El Pollo Loco paid more than $36 million to settle lawsuits at the end of last year and is forecasting weaker-than-expected earnings for 2019, the company announced this week, sending stock prices at the quick-service chicken chain plummeting nearly 17% at midday Friday.
The Costa Mesa, Calif.-based company paid $36.3 million before taxes to settle a securities class-action lawsuit and multiple wage-and-hour class-action lawsuits, executives revealed Thursday.
“It was important for us to get these long-standing legal issues taken care of so that we can focus all our attention going forward on building upon the momentum generated in 2018,” El Pollo Loco President and CEO Bernard Acoca said during the call with analysts, according to a transcript from financial documents firm Sentieo.
The current legal expenses are unrelated to an ongoing dispute with an El Pollo Loco franchisee who argued in court that the chain was hurting sales by opening new units too close to existing locations. The franchisee won that case late last year, and the court ruling required El Pollo Loco to renegotiate each of the hundreds of franchise agreements it holds in California.
The case is making its way through the appeals process, and company officials declined to comment on it further.

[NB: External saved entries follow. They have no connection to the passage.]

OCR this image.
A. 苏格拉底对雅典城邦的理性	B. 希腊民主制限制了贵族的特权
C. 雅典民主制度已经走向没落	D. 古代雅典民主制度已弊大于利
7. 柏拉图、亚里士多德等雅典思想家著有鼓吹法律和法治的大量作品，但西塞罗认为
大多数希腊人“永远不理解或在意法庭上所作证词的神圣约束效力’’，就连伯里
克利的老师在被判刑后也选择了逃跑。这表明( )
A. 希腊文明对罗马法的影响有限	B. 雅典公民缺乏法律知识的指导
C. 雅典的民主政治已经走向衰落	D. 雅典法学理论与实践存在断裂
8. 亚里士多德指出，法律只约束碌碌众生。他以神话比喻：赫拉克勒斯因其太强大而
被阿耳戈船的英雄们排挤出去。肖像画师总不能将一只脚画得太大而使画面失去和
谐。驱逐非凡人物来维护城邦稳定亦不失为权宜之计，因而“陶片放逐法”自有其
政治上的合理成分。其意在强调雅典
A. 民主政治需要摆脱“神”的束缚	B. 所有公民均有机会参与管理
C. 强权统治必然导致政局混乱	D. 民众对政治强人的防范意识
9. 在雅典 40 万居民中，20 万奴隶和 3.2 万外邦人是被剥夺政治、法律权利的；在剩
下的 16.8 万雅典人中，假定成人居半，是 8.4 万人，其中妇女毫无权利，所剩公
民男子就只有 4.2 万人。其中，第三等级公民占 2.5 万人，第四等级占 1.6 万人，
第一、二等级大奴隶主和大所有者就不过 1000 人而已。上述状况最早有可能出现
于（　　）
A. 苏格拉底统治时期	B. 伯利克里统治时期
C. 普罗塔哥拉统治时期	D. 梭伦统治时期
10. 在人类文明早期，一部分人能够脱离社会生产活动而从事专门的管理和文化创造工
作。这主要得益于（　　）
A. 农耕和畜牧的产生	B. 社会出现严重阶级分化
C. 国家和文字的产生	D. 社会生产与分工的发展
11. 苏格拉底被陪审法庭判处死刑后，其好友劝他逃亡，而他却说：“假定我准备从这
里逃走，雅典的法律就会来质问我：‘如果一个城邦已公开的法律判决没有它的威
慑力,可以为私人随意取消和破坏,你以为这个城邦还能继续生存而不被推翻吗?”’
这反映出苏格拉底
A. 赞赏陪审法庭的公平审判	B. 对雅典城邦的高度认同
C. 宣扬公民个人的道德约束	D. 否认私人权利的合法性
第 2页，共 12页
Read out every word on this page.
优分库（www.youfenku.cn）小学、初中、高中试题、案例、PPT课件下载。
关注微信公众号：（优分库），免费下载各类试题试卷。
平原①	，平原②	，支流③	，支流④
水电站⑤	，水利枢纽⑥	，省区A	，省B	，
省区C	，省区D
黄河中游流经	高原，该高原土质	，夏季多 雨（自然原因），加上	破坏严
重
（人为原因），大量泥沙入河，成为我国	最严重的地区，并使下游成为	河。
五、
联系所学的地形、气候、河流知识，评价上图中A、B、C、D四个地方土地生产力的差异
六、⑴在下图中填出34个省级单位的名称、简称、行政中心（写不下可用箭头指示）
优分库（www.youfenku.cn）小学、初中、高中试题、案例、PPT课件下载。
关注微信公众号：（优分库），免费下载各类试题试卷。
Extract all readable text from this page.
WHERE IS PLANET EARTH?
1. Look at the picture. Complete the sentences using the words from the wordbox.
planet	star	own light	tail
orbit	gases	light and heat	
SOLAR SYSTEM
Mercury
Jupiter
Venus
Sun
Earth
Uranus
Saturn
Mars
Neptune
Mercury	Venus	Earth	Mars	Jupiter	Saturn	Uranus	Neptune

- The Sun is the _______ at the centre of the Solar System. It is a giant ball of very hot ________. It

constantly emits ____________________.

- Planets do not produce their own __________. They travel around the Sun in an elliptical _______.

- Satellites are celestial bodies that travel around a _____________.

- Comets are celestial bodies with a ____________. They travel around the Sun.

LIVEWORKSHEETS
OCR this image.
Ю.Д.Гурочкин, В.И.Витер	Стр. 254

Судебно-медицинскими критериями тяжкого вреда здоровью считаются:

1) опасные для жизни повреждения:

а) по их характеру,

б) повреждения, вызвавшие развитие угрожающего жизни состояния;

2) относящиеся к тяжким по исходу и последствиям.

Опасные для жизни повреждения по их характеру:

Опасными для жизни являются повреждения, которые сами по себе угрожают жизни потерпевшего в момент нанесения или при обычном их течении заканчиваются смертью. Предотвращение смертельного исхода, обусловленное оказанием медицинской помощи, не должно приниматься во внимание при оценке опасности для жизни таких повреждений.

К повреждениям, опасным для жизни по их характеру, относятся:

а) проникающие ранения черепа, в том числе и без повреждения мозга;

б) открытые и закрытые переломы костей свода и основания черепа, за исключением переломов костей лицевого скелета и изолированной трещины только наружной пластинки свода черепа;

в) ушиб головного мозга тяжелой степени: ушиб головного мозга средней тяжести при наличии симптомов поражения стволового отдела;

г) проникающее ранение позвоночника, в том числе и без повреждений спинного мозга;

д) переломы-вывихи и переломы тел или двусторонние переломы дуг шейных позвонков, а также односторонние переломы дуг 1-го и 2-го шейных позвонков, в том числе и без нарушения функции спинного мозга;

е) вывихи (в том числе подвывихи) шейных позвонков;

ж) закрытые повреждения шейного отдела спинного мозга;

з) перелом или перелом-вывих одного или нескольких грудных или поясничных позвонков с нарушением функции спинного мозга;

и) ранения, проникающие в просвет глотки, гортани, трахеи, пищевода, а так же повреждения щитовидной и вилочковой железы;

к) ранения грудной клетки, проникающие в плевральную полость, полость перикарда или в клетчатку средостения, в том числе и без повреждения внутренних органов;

“We have revised our Franchise Disclosure Document, Franchise Agreement and Development Agreement to comply with the court ruling, and are proceeding with our franchising business, including renewals, transfers, and new unit development as well as evaluation and selection of potential new markets,” an El Pollo Loco spokeswoman said in a statement to Restaurant Business.
The legal payouts sully an otherwise positive report for the quarter ended Dec. 26, 2018. The chain saw same-store sales climb 5.1% at franchised units and 3.7% at company-operated locations. It reported a revenue jump of 6.2% to $101.1 million.
The 4.4% systemwide comps boost was El Pollo Loco’s best performance since the first quarter of 2015.
The company is projecting systemwide same-store sales growth of 2% to 4% in 2019 and cited rainy weather in California for a “slow start” to the year.
The 480-unit chain will need to borrow more money during 2019 to pay off legal debt, which lowered its earnings estimates for 2019.